Friday, May 14, 2010

The Two Faces of Benedict: Dialogue on Wednesday, Dictation on Thursday

 
Well, it didn’t take long for the fizz to go out of the optimism bottle Pope Benedict uncorked early this week in Portugal, did it?  On Wednesday, the pope calls for a return to Vatican II’s insistence that dialogue with (and learning from) the culture in which it finds itself is integral to the church’s mission.  Benedict quoted Paul VI, who stated that “the church must enter into dialogue with the world in which it finds itself.”



That’s one face of Benedict we’ve seen this week.

But the following day, Benedict changed the mask, and we saw that other face—you know, the one that likes to say no, no, no, no when the world, in fact, respectfully requests dialogue with him and other church leaders.

Especially about matters of sexual ethics, where there’s a huge divide between what layfolks, who actually live within the culture to which the gospel is being proclaimed, and what Catholic pastoral leaders, who don’t live in that culture, think about matters sexual.

Yesterday, the pope informed us that threats to the one-man-one-woman-for-life definition of marriage are among the “most insidious and dangerous threats to the common good” to be encountered in the world today.

Dialogue on Wednesday.  Dictation on Thursday.

Is this the path to the reform the Catholic church so desperately needs?  To many of us, it seems the continued dictation that permits no dialogue rather puts the lie to the claim that our church leaders value dialogue as a path to reform.

Encapsulating the split identity of the current pope when it comes to questions about dialogue and about moving rhetoric in the direction of action, Joe Feuerherd’s “Morning Briefing” column at National Catholic Reporter today opens with the headline, “Pope in Portugal Stresses Need for Dialogue.”
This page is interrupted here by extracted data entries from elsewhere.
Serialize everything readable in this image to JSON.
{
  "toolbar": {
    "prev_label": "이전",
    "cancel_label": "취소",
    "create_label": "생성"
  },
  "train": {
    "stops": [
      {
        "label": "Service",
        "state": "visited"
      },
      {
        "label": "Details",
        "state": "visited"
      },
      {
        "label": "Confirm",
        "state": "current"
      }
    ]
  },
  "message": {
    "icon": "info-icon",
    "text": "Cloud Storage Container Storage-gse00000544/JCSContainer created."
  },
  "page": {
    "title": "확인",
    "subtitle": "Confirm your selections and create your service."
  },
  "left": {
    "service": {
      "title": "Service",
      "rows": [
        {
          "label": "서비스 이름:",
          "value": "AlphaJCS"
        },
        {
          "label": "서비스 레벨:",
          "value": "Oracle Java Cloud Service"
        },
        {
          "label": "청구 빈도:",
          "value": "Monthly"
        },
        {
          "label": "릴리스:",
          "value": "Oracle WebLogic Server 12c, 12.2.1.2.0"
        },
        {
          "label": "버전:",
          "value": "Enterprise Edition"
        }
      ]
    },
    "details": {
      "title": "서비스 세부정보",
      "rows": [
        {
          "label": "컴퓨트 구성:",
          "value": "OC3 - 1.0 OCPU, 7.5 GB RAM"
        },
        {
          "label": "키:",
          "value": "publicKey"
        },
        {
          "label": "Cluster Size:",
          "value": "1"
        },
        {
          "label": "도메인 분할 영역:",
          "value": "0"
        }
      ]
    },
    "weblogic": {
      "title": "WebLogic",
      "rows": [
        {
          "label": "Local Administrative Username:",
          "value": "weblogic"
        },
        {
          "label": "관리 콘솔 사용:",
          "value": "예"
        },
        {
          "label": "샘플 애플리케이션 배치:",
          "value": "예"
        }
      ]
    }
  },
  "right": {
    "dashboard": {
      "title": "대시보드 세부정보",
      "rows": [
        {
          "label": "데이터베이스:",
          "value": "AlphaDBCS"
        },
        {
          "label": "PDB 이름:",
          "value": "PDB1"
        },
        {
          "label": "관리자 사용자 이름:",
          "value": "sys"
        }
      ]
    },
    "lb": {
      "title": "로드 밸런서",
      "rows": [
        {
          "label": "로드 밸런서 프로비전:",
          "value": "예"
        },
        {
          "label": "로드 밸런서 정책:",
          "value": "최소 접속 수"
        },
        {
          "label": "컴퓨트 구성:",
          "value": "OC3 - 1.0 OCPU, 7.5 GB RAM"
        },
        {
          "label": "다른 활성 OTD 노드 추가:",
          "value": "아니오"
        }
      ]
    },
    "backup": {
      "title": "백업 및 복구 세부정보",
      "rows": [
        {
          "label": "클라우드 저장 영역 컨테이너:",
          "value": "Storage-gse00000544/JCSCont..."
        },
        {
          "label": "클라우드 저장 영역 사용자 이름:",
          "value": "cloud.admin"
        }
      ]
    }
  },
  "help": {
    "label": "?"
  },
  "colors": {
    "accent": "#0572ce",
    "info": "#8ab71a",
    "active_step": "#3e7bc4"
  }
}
Then it moves on, three headlines down, to the following title: “Pope Decries Gay Marriage.”

And there we have it, in a nutshell: the impossible predicament of the Catholic church at present, with its leader calling for respectful dialogue on Wednesday, and then slamming gay marriage the following day, while a huge number of Catholics reject the biologistic natural-law teaching of the magisterium about sexual ethics, and have been calling for dialogue about that issue since the late 1960s.

And when the Catholic country in which he is making this slam is poised to enact gay marriage.

Perhaps the split in Benedict’s identity wouldn’t be so dismally painful to observe if he approached the issue of gay marriage in the following (eminently pastoral) way: I uphold magisterial teaching that marriage is always to be about one man and one woman joined for life, who must engage exclusively in sexual acts open to procreation if they seek my blessing.  And I grant that many of those to whom I deliver this teaching do not accept it, and I welcome dialogue with the faithful about the gap between what is taught and what is received, since the reception of doctrine is essential to authentic teaching of doctrine.

But that’s not how the present pope approaches the issue of gay marriage.  He does not merely reiterate the magisterial message about sexual morality that is repudiated by a large majority of Catholics in the west. Instead, he ups the ante and proclaims same-sex marriage an incomparable threat to civilization as it now stands.  With absolutely no evidence for his claim.

Which has pernicious and clearly discernible effects on the minority community he is targeting.  Which opens that community to vile attacks from “religious” people who applaud this message, and from anyone at all seeking to attack the gay community for any reason whatsoever.

And so it appears that many of us who had taken a modicum of comfort from the “optimistic” message of Wednesday now find ourselves back where we have always been on Thursday.  Looking for the fizz of optimism someplace other, anyplace other, than the Catholic church. 

Since the optimism bottle there continues to be as flat as a flitter.

The photo is an AP photo of Benedict declaring gay marriage an incomparable threat to civilization at the shrine of Fatima.  Note the fit between the papal couture and the shrine's decor.  Fabulous, isn't it?